# Need help finding this knife



## chambers270 (Oct 5, 2008)

I saw one on E-bay but got outbid. I ahve a collection of Pumas but have never heard or saw this knife before yesterday, it looks like it is an older knife. Any ideas where I could get one?

Puma 370 Military style folder with olive drab handles.
Blade measures 3 3/4". Overall lenght is 8 3/4".


----------



## Ths dog hunts!! (Oct 6, 2008)

Dunno for sure, but they use to sell things like that at Dobbins Naval air station!!  If you come across a CASE Sodbuster Lockblade would you let me know where??


----------



## CAL (Oct 6, 2008)

Is that the same as the 970 Puma?


----------



## chambers270 (Oct 6, 2008)

Dont know there was 2 different models, the sizes were a little different.
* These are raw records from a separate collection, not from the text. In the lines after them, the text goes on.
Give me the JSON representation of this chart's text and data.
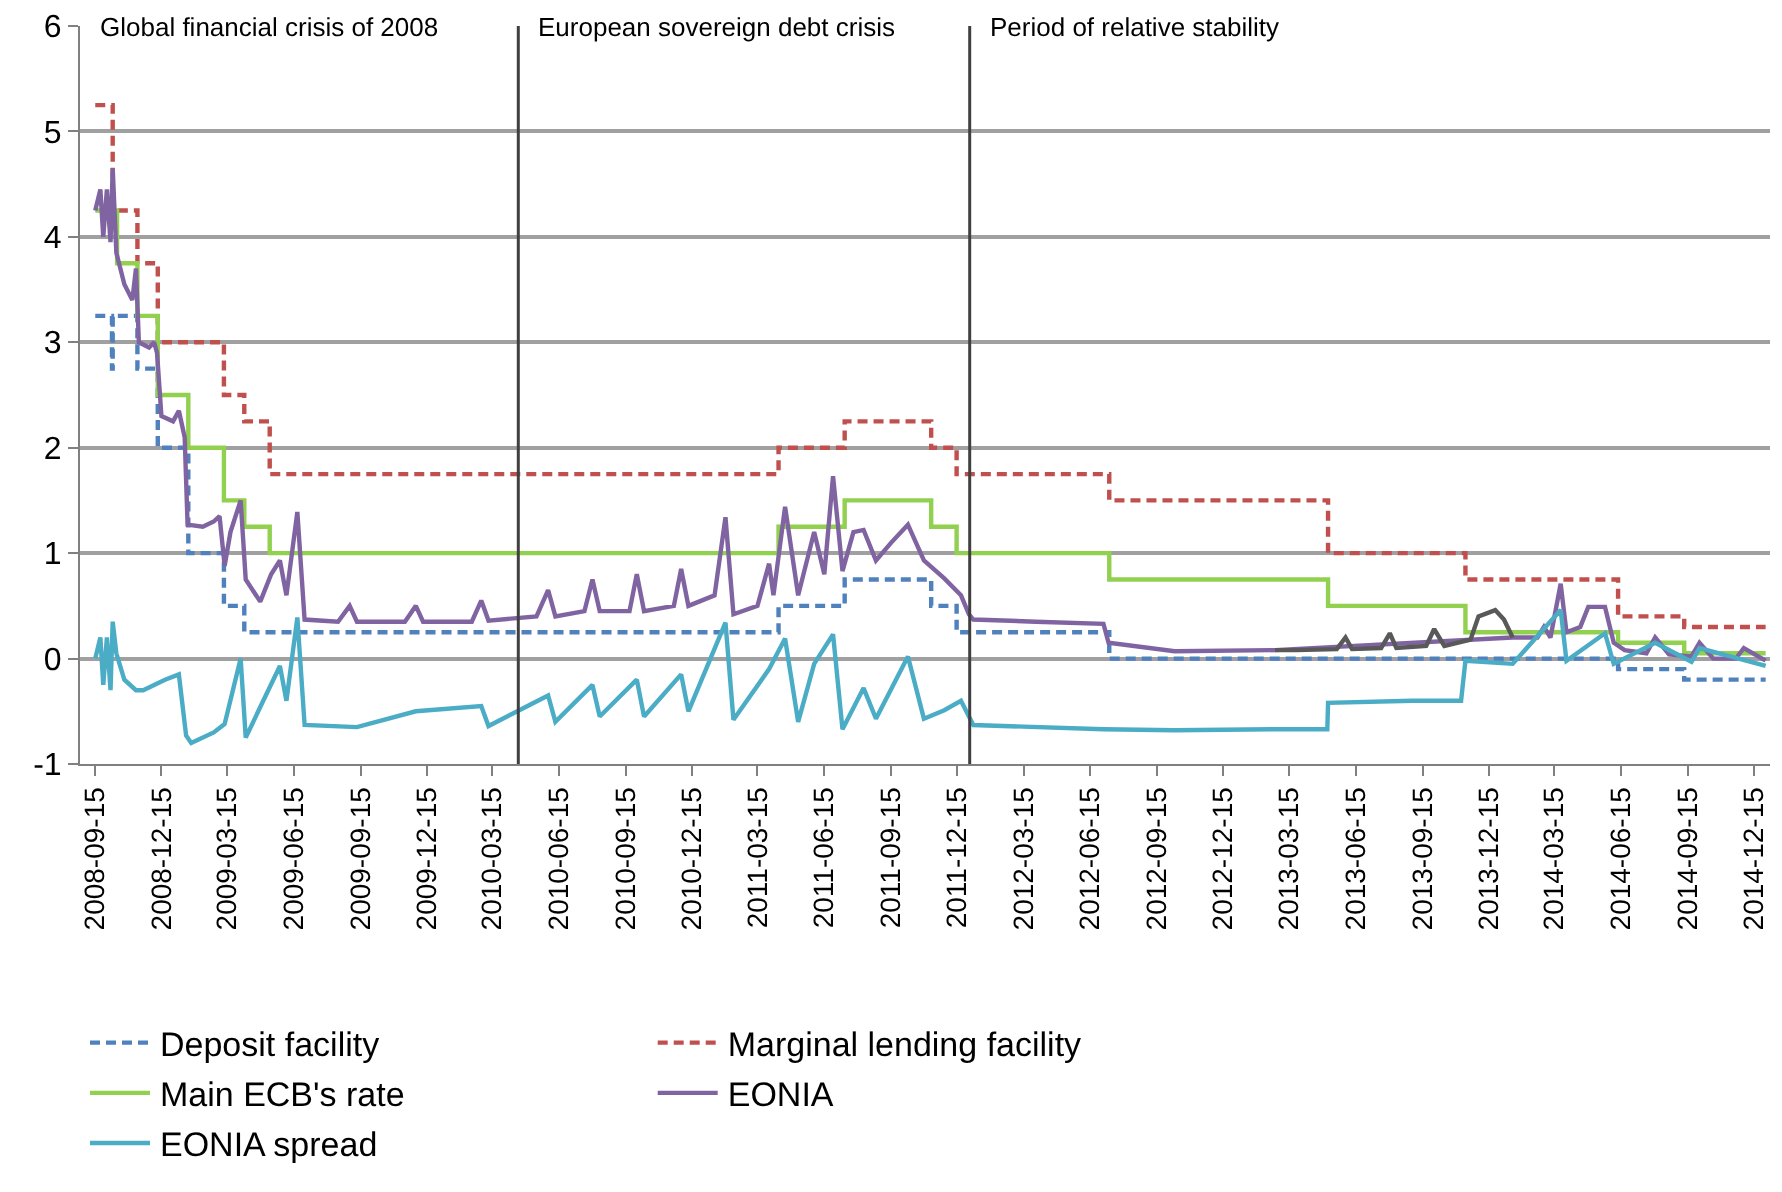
{
  "chart_data": {
    "type": "line",
    "xlim": [
      "2008-08-25",
      "2015-01-06"
    ],
    "xticks": [
      "2008-09-15",
      "2008-12-15",
      "2009-03-15",
      "2009-06-15",
      "2009-09-15",
      "2009-12-15",
      "2010-03-15",
      "2010-06-15",
      "2010-09-15",
      "2010-12-15",
      "2011-03-15",
      "2011-06-15",
      "2011-09-15",
      "2011-12-15",
      "2012-03-15",
      "2012-06-15",
      "2012-09-15",
      "2012-12-15",
      "2013-03-15",
      "2013-06-15",
      "2013-09-15",
      "2013-12-15",
      "2014-03-15",
      "2014-06-15",
      "2014-09-15",
      "2014-12-15"
    ],
    "ylim": [
      -1,
      6
    ],
    "yticks": [
      -1,
      0,
      1,
      2,
      3,
      4,
      5,
      6
    ],
    "grid": "y",
    "legend": "bottom",
    "annotations": [
      "Global financial crisis of 2008",
      "European sovereign debt crisis",
      "Period of relative stability"
    ],
    "ref_lines": [
      {
        "axis": "x",
        "value": "2010-04-20",
        "color": "#404040"
      },
      {
        "axis": "x",
        "value": "2012-01-01",
        "color": "#404040"
      }
    ],
    "series": [
      {
        "name": "Deposit facility",
        "type": "step",
        "color": "#4f81bd",
        "line_style": "dashed",
        "x": [
          "2008-09-15",
          "2008-10-08",
          "2008-10-09",
          "2008-11-12",
          "2008-12-10",
          "2009-01-21",
          "2009-03-11",
          "2009-04-08",
          "2011-04-13",
          "2011-07-13",
          "2011-11-09",
          "2011-12-14",
          "2012-07-11",
          "2014-06-11",
          "2014-09-10",
          "2014-12-31"
        ],
        "values": [
          3.25,
          2.75,
          3.25,
          2.75,
          2.0,
          1.0,
          0.5,
          0.25,
          0.5,
          0.75,
          0.5,
          0.25,
          0.0,
          -0.1,
          -0.2,
          -0.2
        ]
      },
      {
        "name": "Marginal lending facility",
        "type": "step",
        "color": "#c0504d",
        "line_style": "dashed",
        "x": [
          "2008-09-15",
          "2008-10-09",
          "2008-11-12",
          "2008-12-10",
          "2009-03-11",
          "2009-04-08",
          "2009-05-13",
          "2011-04-13",
          "2011-07-13",
          "2011-11-09",
          "2011-12-14",
          "2012-07-11",
          "2013-05-08",
          "2013-11-13",
          "2014-06-11",
          "2014-09-10",
          "2014-12-31"
        ],
        "values": [
          5.25,
          4.25,
          3.75,
          3.0,
          2.5,
          2.25,
          1.75,
          2.0,
          2.25,
          2.0,
          1.75,
          1.5,
          1.0,
          0.75,
          0.4,
          0.3,
          0.3
        ]
      },
      {
        "name": "Main ECB's rate",
        "type": "step",
        "color": "#92d050",
        "line_style": "solid",
        "x": [
          "2008-09-15",
          "2008-10-15",
          "2008-11-12",
          "2008-12-10",
          "2009-01-21",
          "2009-03-11",
          "2009-04-08",
          "2009-05-13",
          "2011-04-13",
          "2011-07-13",
          "2011-11-09",
          "2011-12-14",
          "2012-07-11",
          "2013-05-08",
          "2013-11-13",
          "2014-06-11",
          "2014-09-10",
          "2014-12-31"
        ],
        "values": [
          4.25,
          3.75,
          3.25,
          2.5,
          2.0,
          1.5,
          1.25,
          1.0,
          1.25,
          1.5,
          1.25,
          1.0,
          0.75,
          0.5,
          0.25,
          0.15,
          0.05,
          0.05
        ]
      },
      {
        "name": "EONIA",
        "color": "#8064a2",
        "line_style": "solid",
        "x": [
          "2008-09-15",
          "2008-09-22",
          "2008-09-26",
          "2008-10-01",
          "2008-10-06",
          "2008-10-09",
          "2008-10-14",
          "2008-10-25",
          "2008-11-05",
          "2008-11-10",
          "2008-11-14",
          "2008-11-28",
          "2008-12-05",
          "2008-12-09",
          "2008-12-15",
          "2008-12-31",
          "2009-01-08",
          "2009-01-16",
          "2009-01-20",
          "2009-02-10",
          "2009-02-25",
          "2009-03-05",
          "2009-03-12",
          "2009-03-20",
          "2009-04-03",
          "2009-04-10",
          "2009-04-30",
          "2009-05-15",
          "2009-05-27",
          "2009-06-05",
          "2009-06-20",
          "2009-06-30",
          "2009-08-15",
          "2009-08-31",
          "2009-09-10",
          "2009-11-15",
          "2009-11-30",
          "2009-12-10",
          "2010-02-15",
          "2010-02-28",
          "2010-03-10",
          "2010-05-15",
          "2010-05-31",
          "2010-06-10",
          "2010-07-20",
          "2010-07-31",
          "2010-08-10",
          "2010-09-20",
          "2010-09-30",
          "2010-10-10",
          "2010-11-20",
          "2010-11-30",
          "2010-12-10",
          "2011-01-15",
          "2011-01-30",
          "2011-02-10",
          "2011-03-15",
          "2011-03-31",
          "2011-04-06",
          "2011-04-22",
          "2011-05-10",
          "2011-06-01",
          "2011-06-15",
          "2011-06-27",
          "2011-07-10",
          "2011-07-25",
          "2011-08-08",
          "2011-08-25",
          "2011-09-15",
          "2011-10-08",
          "2011-10-30",
          "2011-11-27",
          "2011-12-20",
          "2011-12-31",
          "2012-01-06",
          "2012-04-01",
          "2012-07-03",
          "2012-07-10",
          "2012-10-09",
          "2013-02-24",
          "2014-01-17",
          "2014-02-20",
          "2014-03-01",
          "2014-03-10",
          "2014-03-24",
          "2014-04-01",
          "2014-04-20",
          "2014-05-01",
          "2014-05-24",
          "2014-06-05",
          "2014-06-20",
          "2014-07-20",
          "2014-08-01",
          "2014-08-20",
          "2014-09-20",
          "2014-10-01",
          "2014-10-20",
          "2014-11-20",
          "2014-12-01",
          "2014-12-31"
        ],
        "values": [
          4.25,
          4.45,
          4.0,
          4.45,
          3.95,
          4.65,
          3.85,
          3.55,
          3.4,
          3.7,
          3.0,
          2.95,
          3.0,
          2.9,
          2.3,
          2.25,
          2.35,
          2.1,
          1.27,
          1.25,
          1.3,
          1.35,
          0.88,
          1.2,
          1.5,
          0.75,
          0.54,
          0.8,
          0.93,
          0.6,
          1.39,
          0.37,
          0.35,
          0.5,
          0.35,
          0.35,
          0.5,
          0.35,
          0.35,
          0.55,
          0.36,
          0.4,
          0.65,
          0.4,
          0.45,
          0.75,
          0.45,
          0.45,
          0.8,
          0.45,
          0.5,
          0.85,
          0.5,
          0.6,
          1.34,
          0.42,
          0.5,
          0.9,
          0.6,
          1.44,
          0.6,
          1.2,
          0.8,
          1.73,
          0.83,
          1.2,
          1.22,
          0.93,
          1.1,
          1.27,
          0.93,
          0.76,
          0.6,
          0.42,
          0.37,
          0.35,
          0.33,
          0.15,
          0.07,
          0.08,
          0.2,
          0.2,
          0.3,
          0.2,
          0.71,
          0.25,
          0.3,
          0.49,
          0.49,
          0.15,
          0.08,
          0.05,
          0.2,
          0.04,
          0.02,
          0.15,
          0.0,
          0.0,
          0.1,
          -0.02
        ]
      },
      {
        "color": "#595959",
        "line_style": "solid",
        "x": [
          "2013-02-24",
          "2013-03-25",
          "2013-05-20",
          "2013-06-01",
          "2013-06-10",
          "2013-07-20",
          "2013-08-01",
          "2013-08-10",
          "2013-09-20",
          "2013-10-01",
          "2013-10-15",
          "2013-11-20",
          "2013-12-01",
          "2013-12-24",
          "2014-01-05",
          "2014-01-17"
        ],
        "values": [
          0.08,
          0.08,
          0.09,
          0.2,
          0.09,
          0.1,
          0.24,
          0.1,
          0.12,
          0.28,
          0.12,
          0.18,
          0.4,
          0.46,
          0.37,
          0.2
        ]
      },
      {
        "name": "EONIA spread",
        "color": "#4bacc6",
        "line_style": "solid",
        "x": [
          "2008-09-15",
          "2008-09-22",
          "2008-09-26",
          "2008-10-01",
          "2008-10-06",
          "2008-10-09",
          "2008-10-14",
          "2008-10-25",
          "2008-11-10",
          "2008-11-20",
          "2008-12-05",
          "2008-12-20",
          "2009-01-08",
          "2009-01-18",
          "2009-01-25",
          "2009-02-25",
          "2009-03-12",
          "2009-04-03",
          "2009-04-10",
          "2009-04-30",
          "2009-05-27",
          "2009-06-05",
          "2009-06-20",
          "2009-06-30",
          "2009-09-10",
          "2009-11-30",
          "2010-02-28",
          "2010-03-10",
          "2010-05-31",
          "2010-06-10",
          "2010-07-31",
          "2010-08-10",
          "2010-09-30",
          "2010-10-10",
          "2010-11-30",
          "2010-12-10",
          "2011-01-30",
          "2011-02-10",
          "2011-03-31",
          "2011-04-22",
          "2011-05-10",
          "2011-06-01",
          "2011-06-27",
          "2011-07-10",
          "2011-08-08",
          "2011-08-25",
          "2011-10-08",
          "2011-10-30",
          "2011-11-27",
          "2011-12-20",
          "2012-01-06",
          "2012-07-03",
          "2012-10-09",
          "2013-02-24",
          "2013-05-07",
          "2013-05-08",
          "2013-09-01",
          "2013-11-07",
          "2013-11-13",
          "2014-01-17",
          "2014-03-24",
          "2014-04-01",
          "2014-05-24",
          "2014-06-05",
          "2014-08-01",
          "2014-09-20",
          "2014-10-01",
          "2014-12-31"
        ],
        "values": [
          0.0,
          0.2,
          -0.25,
          0.2,
          -0.3,
          0.35,
          0.05,
          -0.2,
          -0.3,
          -0.3,
          -0.25,
          -0.2,
          -0.15,
          -0.73,
          -0.8,
          -0.7,
          -0.62,
          0.0,
          -0.75,
          -0.46,
          -0.07,
          -0.4,
          0.39,
          -0.63,
          -0.65,
          -0.5,
          -0.45,
          -0.64,
          -0.35,
          -0.6,
          -0.25,
          -0.55,
          -0.2,
          -0.55,
          -0.15,
          -0.5,
          0.34,
          -0.58,
          -0.1,
          0.19,
          -0.6,
          -0.05,
          0.23,
          -0.67,
          -0.28,
          -0.57,
          0.02,
          -0.57,
          -0.49,
          -0.4,
          -0.63,
          -0.67,
          -0.68,
          -0.67,
          -0.67,
          -0.42,
          -0.4,
          -0.4,
          -0.02,
          -0.05,
          0.46,
          -0.02,
          0.24,
          -0.05,
          0.15,
          -0.03,
          0.1,
          -0.07
        ]
      }
    ]
  }
}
I asked the seller and he said he got them from his Dad and had no idea where he got them from.


----------



## Up-A-Tree (Oct 14, 2008)

Check out this site
http://www.pumaknives.de/index_en.php


----------



## chambers270 (Dec 1, 2008)

Still have not came across another knife like this.

Any ideas?


----------



## boneboy96 (Dec 1, 2008)

http://www.leescutlery.com/pu2303mifokn.html
it's sold but perhaps you can trace one down there!  I have several Puma's Chris...pm me if you are interested...


----------



## chambers270 (Dec 1, 2008)

Thanks that is just like the other 2 I found but I am late again.


----------



## chambers270 (Feb 2, 2009)

I would really appreciate some help if anybody knows where I could find one of these knives.


----------



## slightly grayling (Feb 6, 2009)

That is an older model.....I had one stolen out of my car years ago....it is a nice well made.





chambers270 said:


> I saw one on E-bay but got outbid. I ahve a collection of Pumas but have never heard or saw this knife before yesterday, it looks like it is an older knife. Any ideas where I could get one?
> 
> Puma 370 Military style folder with olive drab handles.
> Blade measures 3 3/4". Overall lenght is 8 3/4".


----------